Jason Kenney et Chrystia Freeland

Le sauveur Jason Kenny prépare-t-il son retour au fédéral?

OPINION / Lorsqu’on demandait au premier ministre albertain Peter Lougheed (1971-1985) de se présenter à la direction du Parti conservateur du Canada, il répondait invariablement : « Pourquoi devenir premier ministre du Canada quand t’as l’Alberta? »

C’est tout le contraire de Jason Kenney. Le chef du Parti conservateur uni (PCU) aurait encore et toujours l’ambition de devenir leader national. Après la défaite de Stephen Harper en 2015, l’ex-ministre avait refusé de concourir à sa succession, persuadé qu’il allait tourner en rond dans l’opposition pendant deux mandats libéraux. Il a préféré se lancer à la rescousse de sa province, en ralliant la droite albertaine déchirée après 68 ans de pouvoir.

Le natif de l’Ontario a connu plusieurs formations politiques : Parti réformiste, Alliance canadienne et Parti conservateur. Après avoir quitté les Communes en 2016, Jason Kenney est devenu chef des progressistes-conservateurs de l’Alberta. Lorsque les mouvements de droite ont accepté de s’unir, il fut élu chef du PCU en 2017 et premier ministre en avril 2019.

Lors du récent scrutin fédéral, il a fait campagne dans l’Ouest, l’Atlantique et l’Ontario, où le chef Doug Ford avait été isolé du public pendant 40 jours. Le lendemain du vote, qui a fait la manchette des quotidiens?
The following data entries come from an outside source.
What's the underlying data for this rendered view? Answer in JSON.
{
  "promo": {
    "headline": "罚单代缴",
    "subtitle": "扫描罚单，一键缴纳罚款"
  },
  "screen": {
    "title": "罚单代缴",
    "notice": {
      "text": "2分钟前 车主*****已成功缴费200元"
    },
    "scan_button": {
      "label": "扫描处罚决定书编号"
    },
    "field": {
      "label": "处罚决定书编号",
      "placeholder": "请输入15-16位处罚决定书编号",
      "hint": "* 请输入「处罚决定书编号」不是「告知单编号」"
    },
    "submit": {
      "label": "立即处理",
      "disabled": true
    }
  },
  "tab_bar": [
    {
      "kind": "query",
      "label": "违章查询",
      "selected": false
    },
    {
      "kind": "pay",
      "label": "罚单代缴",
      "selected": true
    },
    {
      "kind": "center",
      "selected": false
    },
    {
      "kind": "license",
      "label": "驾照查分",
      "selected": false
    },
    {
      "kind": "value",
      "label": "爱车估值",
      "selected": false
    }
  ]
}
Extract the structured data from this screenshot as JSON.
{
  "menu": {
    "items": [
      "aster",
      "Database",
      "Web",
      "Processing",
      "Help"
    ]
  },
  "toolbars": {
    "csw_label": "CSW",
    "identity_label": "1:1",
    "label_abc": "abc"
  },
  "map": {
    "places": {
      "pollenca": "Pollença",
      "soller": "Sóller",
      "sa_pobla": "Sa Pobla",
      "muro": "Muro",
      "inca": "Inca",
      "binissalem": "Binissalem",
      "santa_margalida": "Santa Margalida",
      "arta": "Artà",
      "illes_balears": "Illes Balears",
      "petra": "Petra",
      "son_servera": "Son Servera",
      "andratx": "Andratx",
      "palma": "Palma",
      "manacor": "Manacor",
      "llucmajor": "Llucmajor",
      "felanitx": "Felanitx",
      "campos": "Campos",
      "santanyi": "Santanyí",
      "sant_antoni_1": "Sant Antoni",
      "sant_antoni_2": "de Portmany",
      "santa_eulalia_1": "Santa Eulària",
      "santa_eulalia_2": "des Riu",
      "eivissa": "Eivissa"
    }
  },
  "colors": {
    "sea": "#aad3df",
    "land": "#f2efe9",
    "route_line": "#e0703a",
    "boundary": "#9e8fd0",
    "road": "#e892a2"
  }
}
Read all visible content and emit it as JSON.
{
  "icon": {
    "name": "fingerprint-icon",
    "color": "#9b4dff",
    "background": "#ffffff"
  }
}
Jason Kenney partait en guerre contre l’aliénation de l’Ouest, constatant que les libéraux n’ont élu personne en Alberta ni en Saskatchewan et une poignée seulement au Manitoba et en Colombie-Britannique. L’unité nationale est en jeu, croit-il, le pays boude l’huile albertaine tandis que sa province déficitaire contribue à une péréquation favorisant le Québec et l’Atlantique. Le chef multiplie les démarches pour augmenter l’autonomie de l’Alberta.

Son attitude tranche avec l’approche conciliatrice d’autres leaders conservateurs, disposés à collaborer avec les libéraux d’Ottawa. Le Québécois François Legault rejette l’idée d’un corridor énergétique national. Le Néo-Brunswickois Blaine Higgs et l’Ontarien Doug Ford se montrent ouverts à taxer le carbone. Au nom de l’unité canadienne, Brian Pallister veut jouer l’intermédiaire entre ses collègues et le gouvernement Trudeau.

Aujourd’hui, Jason Kenney cherche une excuse pour repartir en direction d’Ottawa, comme successeur d’Andrew Scheer, le grand perdant des élections du 21 octobre. Il dispose de quelques mois, en attendant le congrès national d’avril des conservateurs, pour élaborer une digne justification de son Alberxit.

C’est devenu évident. Après avoir réconcilié l’Alberta, c’est en sauveur qu’il se présentera au fédéral. Il clamera que l’unité du pays passe par un premier ministre de l’Ouest.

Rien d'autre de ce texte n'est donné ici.